A FIXAÇÃO DOS ALIMENTOS EM 1/3 DOS RENDIMENTOS LÍQUIDOS DO DEVEDOR

Uma das construções jurisprudenciais mais conhecidas dos brasileiros é aquela que orienta os juízes para a fixação da prestação alimentícia em torno de 1/3 dos rendimentos líquidos mensais do alimentante. Curiosamente, esse entendimento judiciário foi tão amplamente divulgado nas últimas décadas que não é raro pessoas leigas chegarem aos escritórios de advocacia sustentando antecipadamente o seu pretenso direito alimentar nesse patamar. No entanto, o que muitos demandantes não sabem é que essa fração não possui previsão normativa específica, e nem poderia possuir.
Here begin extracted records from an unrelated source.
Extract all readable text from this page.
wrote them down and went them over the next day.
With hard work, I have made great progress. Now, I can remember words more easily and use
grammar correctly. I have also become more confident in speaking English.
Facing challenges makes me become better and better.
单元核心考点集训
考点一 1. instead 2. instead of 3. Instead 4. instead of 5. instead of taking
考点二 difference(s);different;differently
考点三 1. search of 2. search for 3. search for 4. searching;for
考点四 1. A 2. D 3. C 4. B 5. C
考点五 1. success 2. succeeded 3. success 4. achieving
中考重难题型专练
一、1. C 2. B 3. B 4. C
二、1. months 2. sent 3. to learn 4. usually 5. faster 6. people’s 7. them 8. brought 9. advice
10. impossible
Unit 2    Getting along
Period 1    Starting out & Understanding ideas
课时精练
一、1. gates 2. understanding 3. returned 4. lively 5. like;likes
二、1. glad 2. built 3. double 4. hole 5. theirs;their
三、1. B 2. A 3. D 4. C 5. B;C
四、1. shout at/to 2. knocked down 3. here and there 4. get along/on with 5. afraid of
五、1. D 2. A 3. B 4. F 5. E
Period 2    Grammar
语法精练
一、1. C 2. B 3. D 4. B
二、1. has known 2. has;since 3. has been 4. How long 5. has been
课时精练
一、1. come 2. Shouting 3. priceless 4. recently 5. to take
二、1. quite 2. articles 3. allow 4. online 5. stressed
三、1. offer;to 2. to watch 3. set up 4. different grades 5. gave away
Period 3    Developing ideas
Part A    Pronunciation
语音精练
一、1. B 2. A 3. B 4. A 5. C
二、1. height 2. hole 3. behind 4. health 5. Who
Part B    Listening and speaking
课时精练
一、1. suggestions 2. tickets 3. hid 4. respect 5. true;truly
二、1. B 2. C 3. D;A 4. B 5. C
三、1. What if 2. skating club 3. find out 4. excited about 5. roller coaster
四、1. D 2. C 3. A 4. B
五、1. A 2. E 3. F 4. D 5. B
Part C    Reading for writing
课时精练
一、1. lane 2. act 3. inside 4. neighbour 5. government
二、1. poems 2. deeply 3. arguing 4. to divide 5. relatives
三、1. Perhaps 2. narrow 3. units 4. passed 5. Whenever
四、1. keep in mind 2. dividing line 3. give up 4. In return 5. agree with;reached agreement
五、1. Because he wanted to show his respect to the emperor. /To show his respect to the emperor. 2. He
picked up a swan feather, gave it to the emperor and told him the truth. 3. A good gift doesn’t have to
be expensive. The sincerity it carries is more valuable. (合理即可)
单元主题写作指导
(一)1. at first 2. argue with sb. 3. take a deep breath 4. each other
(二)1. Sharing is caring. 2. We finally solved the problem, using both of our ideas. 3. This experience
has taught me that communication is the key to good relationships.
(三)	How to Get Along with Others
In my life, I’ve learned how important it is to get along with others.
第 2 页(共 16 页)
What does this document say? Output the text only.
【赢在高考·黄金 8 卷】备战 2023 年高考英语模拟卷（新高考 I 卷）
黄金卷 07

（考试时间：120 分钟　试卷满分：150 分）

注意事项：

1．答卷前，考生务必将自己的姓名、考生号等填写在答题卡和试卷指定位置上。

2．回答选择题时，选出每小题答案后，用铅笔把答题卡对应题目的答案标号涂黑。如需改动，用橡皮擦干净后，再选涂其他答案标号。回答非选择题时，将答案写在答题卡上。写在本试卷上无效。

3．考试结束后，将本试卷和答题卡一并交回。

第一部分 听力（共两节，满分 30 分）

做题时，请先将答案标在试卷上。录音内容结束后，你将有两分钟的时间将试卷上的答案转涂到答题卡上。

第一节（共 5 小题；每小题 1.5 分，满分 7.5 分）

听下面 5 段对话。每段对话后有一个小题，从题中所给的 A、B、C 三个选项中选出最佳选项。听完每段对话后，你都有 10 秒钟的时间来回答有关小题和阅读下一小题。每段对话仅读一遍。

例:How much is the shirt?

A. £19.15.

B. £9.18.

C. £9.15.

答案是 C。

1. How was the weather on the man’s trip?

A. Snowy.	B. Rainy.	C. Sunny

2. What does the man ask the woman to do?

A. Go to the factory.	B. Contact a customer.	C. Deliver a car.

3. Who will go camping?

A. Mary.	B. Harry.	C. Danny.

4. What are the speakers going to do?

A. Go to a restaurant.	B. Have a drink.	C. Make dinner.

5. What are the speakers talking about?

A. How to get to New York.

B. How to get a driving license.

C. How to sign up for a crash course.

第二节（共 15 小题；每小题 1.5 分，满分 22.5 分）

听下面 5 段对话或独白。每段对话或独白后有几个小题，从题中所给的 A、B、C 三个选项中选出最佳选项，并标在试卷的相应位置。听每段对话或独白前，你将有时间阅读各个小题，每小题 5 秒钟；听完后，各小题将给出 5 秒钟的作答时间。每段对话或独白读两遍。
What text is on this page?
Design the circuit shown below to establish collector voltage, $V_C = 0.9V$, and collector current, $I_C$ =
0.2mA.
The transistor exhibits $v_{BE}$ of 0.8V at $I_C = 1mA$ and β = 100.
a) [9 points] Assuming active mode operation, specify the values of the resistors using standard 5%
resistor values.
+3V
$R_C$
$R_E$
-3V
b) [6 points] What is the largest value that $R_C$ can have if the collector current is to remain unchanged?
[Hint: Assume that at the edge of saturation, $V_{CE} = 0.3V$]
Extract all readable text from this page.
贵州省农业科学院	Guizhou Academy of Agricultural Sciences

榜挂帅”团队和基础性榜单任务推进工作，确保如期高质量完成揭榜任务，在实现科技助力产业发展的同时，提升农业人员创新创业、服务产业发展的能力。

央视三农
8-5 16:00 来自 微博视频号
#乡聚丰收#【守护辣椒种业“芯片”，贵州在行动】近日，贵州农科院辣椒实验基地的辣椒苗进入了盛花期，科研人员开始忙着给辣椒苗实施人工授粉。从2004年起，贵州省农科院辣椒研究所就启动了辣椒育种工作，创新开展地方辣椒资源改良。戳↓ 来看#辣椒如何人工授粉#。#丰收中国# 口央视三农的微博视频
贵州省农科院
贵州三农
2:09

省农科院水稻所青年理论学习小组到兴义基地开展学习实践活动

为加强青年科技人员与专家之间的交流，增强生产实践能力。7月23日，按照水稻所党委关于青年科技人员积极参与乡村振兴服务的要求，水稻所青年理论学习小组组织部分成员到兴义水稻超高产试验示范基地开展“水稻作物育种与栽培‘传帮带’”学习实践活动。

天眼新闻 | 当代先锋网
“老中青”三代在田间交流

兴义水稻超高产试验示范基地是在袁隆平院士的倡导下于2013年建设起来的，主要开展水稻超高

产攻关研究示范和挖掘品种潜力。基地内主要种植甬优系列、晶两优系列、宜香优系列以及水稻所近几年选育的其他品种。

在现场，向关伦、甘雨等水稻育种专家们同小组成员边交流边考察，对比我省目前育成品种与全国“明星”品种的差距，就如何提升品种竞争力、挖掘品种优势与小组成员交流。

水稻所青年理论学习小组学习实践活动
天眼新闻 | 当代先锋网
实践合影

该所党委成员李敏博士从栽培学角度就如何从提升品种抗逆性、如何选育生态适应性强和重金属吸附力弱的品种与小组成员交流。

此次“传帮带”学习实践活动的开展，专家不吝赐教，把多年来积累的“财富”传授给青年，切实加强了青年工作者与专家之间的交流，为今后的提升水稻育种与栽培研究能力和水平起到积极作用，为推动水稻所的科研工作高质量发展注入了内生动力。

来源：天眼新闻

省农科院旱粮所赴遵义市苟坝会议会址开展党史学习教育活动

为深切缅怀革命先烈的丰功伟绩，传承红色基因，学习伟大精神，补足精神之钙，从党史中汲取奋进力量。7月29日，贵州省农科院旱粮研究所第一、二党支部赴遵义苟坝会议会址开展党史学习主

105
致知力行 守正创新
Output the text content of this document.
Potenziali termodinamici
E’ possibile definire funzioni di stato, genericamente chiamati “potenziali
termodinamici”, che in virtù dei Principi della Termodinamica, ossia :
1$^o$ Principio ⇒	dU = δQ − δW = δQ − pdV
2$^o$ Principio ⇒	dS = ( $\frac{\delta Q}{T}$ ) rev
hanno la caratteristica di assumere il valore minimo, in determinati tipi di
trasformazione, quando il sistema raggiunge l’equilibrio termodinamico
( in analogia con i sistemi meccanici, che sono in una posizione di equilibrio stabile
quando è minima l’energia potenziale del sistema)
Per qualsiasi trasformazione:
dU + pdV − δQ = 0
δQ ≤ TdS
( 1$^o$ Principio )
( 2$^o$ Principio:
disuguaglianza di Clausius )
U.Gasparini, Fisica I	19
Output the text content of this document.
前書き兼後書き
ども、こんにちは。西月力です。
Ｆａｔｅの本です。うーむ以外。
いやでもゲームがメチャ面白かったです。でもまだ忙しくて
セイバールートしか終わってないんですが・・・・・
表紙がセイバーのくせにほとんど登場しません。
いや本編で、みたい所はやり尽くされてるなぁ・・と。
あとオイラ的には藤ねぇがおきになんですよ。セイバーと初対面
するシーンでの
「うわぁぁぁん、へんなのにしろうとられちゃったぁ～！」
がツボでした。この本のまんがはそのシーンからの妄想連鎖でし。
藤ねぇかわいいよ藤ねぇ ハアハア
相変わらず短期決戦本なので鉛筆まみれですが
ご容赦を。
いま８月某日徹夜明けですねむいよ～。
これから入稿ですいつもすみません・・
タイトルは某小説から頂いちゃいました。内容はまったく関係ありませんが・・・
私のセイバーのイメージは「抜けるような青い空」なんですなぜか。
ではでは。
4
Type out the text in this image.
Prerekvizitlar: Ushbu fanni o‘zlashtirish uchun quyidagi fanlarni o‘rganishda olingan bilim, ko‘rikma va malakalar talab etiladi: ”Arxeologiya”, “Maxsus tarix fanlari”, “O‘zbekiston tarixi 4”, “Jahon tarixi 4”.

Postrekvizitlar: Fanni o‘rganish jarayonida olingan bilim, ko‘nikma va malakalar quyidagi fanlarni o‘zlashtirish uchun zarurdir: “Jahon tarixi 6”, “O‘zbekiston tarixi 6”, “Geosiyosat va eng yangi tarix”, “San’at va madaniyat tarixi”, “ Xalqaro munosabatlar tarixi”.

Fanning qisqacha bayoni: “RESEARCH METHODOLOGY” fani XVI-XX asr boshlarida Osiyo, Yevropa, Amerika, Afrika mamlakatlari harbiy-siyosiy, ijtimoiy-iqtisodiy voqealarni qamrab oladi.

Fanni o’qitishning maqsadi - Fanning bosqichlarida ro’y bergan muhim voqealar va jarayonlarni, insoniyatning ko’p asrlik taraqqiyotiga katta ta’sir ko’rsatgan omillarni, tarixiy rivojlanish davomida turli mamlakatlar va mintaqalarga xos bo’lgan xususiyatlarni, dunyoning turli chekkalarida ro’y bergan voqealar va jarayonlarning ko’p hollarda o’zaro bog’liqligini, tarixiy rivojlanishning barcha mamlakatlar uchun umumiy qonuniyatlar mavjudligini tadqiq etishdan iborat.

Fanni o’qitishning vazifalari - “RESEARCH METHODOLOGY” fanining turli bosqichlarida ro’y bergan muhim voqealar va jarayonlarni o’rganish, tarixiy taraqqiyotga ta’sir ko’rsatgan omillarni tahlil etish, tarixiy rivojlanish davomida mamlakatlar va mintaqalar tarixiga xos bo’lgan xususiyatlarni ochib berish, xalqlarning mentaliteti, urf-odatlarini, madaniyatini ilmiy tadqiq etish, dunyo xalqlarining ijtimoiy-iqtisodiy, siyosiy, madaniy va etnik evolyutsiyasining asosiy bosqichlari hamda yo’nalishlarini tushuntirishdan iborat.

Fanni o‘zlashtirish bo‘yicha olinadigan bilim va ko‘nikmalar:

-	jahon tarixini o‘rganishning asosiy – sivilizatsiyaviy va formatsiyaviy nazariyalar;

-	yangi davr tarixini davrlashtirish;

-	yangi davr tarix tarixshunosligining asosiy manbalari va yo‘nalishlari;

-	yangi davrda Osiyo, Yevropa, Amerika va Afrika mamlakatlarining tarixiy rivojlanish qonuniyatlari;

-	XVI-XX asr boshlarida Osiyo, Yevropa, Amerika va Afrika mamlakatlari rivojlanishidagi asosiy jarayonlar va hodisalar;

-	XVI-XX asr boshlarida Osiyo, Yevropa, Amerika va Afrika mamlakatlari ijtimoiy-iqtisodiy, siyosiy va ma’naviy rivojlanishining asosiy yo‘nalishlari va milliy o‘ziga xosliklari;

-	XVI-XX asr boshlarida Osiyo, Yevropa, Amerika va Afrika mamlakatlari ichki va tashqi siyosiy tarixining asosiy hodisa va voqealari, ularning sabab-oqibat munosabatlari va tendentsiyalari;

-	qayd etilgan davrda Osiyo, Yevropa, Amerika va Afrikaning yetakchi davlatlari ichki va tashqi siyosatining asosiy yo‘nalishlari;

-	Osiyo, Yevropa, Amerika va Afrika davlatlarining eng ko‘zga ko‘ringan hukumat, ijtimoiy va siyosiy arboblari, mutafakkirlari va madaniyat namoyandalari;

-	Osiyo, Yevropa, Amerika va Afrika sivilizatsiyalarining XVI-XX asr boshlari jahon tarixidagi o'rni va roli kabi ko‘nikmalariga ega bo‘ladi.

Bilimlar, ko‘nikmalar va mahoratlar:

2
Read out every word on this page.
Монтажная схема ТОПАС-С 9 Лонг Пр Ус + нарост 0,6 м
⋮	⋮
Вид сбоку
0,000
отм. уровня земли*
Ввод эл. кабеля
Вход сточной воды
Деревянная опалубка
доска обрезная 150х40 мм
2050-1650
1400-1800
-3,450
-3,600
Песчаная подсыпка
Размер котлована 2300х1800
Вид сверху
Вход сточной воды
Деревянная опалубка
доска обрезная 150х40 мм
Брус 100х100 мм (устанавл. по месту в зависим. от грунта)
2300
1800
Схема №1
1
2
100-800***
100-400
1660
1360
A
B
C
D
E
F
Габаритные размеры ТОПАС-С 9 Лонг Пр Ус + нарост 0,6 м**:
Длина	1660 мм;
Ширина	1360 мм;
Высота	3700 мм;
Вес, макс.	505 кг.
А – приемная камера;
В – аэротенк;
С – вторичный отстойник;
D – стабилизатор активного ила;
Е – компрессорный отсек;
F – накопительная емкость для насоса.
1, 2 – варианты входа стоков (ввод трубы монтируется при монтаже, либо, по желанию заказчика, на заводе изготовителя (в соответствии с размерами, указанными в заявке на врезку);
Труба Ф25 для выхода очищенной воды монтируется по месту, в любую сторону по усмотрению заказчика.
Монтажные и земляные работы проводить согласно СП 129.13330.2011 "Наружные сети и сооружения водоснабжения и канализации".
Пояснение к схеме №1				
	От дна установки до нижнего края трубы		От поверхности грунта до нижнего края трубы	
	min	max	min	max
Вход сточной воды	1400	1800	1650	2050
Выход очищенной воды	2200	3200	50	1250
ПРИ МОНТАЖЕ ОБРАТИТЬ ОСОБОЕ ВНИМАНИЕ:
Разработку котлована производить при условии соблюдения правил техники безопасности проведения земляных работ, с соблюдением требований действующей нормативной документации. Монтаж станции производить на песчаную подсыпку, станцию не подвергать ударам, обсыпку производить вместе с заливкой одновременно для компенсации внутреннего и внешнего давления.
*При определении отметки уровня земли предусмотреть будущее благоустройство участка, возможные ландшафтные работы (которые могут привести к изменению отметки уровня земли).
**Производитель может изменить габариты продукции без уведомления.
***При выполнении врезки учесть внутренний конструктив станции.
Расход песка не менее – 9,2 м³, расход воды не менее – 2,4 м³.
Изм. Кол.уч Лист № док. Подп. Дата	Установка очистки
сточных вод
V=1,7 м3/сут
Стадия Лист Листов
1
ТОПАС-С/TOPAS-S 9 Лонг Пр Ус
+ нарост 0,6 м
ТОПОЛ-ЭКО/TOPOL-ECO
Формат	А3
Na verdade, ela apenas expressa uma proporção normalmente razoável para a quantificação do pensionamento em muitos casos concretos, isto é, que permite atender às necessidades essenciais de quem postula os alimentos, sem onerar demasiadamente o devedor. Tecnicamente, a prestação alimentícia deve ser arbitrada em atenção ao binômio "necessidade-possibilidade", vale dizer, de acordo com aquilo que a pessoa necessita para viver de modo compatível com a sua condição social, porém, dentro das possibilidades financeiras de quem está obrigado a pensionar (CC, art. 1694). Portanto, quando o magistrado toma em conta essa equação e a aplica no caso concreto, ele pode concluir que o valor da prestação alimentícia deve ficar abaixo do tão popular 1/3. A título de exemplo, não nos parece razoável arbitrar os alimentos para uma criança saudável em 1/3 dos rendimentos líquidos do devedor que possua renda mensal de R$15.000,00. Com efeito, até o senso médio repudia a ideia de que a manutenção de um menor possa custar aos pais R$5.000,00 mensais. O que poucos sabem também é que o dever de sustento dos filhos menores vincula ambos os genitores e que, tanto quanto possível, os dois devem contribuir financeiramente para a manutenção da prole, proporcionalmente aos rendimentos de cada um. Enfim, esse binômio "necessidade-possibilidade" visa justamente a impedir sacrifícios exagerados para quem precisa do pensionamento e para aquele que está obrigado a prestá-lo, afinal, o Direito não deseja o perecimento de ninguém e veda expressamente o enriquecimento sem causa, bem como o empobrecimento injusto.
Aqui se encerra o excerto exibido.